I hope this information is helpful.
If you need further assistance, you can always file a ticket on our support team.
No this happens every time I run "gcloud auth login" in the terminal. I've asked around to see if it has something to do without we configured our enterprise account, but when I tried it on my personal Google Cloud account on my personal machine, I ran into the same issue.
Not an answer to your question, but maybe a suggestion for avoiding the problem.
Why are you running gcloud auth login repeatedly?
If it is a stable machine, then the credentials for the authenticated principal will be cached into ~/.config/gcloud/credentials.db , or on Windows, I think C:\Users\%username%\AppData\Roaming\gcloud\credentials .

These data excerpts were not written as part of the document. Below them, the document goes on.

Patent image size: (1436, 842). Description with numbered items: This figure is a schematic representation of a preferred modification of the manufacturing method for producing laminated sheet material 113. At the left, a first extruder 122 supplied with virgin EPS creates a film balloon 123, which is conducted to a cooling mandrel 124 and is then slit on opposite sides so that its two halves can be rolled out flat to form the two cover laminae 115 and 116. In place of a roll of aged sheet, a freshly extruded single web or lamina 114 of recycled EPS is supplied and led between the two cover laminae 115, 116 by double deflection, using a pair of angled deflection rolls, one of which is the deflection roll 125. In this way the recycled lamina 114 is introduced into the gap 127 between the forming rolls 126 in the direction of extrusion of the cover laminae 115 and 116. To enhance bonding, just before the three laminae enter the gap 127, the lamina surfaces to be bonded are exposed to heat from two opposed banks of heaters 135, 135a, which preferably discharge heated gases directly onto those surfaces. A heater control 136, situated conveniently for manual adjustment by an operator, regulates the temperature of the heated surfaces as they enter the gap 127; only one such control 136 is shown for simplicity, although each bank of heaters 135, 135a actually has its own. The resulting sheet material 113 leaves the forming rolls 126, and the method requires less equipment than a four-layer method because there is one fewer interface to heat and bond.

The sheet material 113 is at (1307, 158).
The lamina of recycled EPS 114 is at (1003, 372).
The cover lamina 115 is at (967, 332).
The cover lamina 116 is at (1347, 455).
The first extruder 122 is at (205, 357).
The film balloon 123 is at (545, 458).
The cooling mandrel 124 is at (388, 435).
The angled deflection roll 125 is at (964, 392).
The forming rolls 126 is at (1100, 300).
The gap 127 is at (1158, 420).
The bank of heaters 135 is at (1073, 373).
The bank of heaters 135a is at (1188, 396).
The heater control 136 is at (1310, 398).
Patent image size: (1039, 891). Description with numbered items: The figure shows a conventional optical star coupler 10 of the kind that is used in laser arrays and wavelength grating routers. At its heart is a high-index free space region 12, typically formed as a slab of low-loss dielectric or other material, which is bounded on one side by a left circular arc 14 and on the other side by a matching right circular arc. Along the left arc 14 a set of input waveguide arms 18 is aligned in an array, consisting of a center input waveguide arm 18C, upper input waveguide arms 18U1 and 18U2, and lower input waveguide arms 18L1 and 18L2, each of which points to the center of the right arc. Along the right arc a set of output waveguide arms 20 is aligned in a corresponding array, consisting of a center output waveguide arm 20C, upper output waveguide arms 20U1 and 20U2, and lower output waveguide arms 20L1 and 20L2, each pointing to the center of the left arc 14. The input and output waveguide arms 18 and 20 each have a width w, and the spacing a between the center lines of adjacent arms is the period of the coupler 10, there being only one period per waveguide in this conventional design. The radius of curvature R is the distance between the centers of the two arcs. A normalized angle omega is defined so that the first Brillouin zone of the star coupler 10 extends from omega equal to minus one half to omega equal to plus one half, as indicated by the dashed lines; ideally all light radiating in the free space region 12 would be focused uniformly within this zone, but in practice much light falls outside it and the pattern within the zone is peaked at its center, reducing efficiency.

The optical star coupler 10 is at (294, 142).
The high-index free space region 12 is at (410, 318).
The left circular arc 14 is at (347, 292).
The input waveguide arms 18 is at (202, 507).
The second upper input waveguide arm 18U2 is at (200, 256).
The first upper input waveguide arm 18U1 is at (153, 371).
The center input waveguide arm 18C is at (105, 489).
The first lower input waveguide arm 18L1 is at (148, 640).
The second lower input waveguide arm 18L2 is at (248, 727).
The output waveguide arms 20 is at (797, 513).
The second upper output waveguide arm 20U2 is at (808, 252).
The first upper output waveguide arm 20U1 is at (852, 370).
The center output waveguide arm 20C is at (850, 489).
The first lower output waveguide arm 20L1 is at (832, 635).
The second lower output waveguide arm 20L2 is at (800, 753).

You should not NEED to always login.
The auth token/session generated by the CLI login process lasts for only 1 hour. The CLI has an internal process for refreshing the token for up 8(?) or so hours, using the credentials stored in ~/.config/gcloud/credentials.db like you said, but this process is not exposed to the user.
For example: We're using gcloud as the credential helper for Docker (https://cloud.google.com/sdk/gcloud/reference/auth/configure-docker). In order to reduce the number of times docker operations fail in the middle of long running jobs, we check the gcloud access token expiration time in ~/.config/gcloud/access_tokens.db and trigger a login if it's expired or close to expiring.
If there's a better way to accomplish this, please let me know.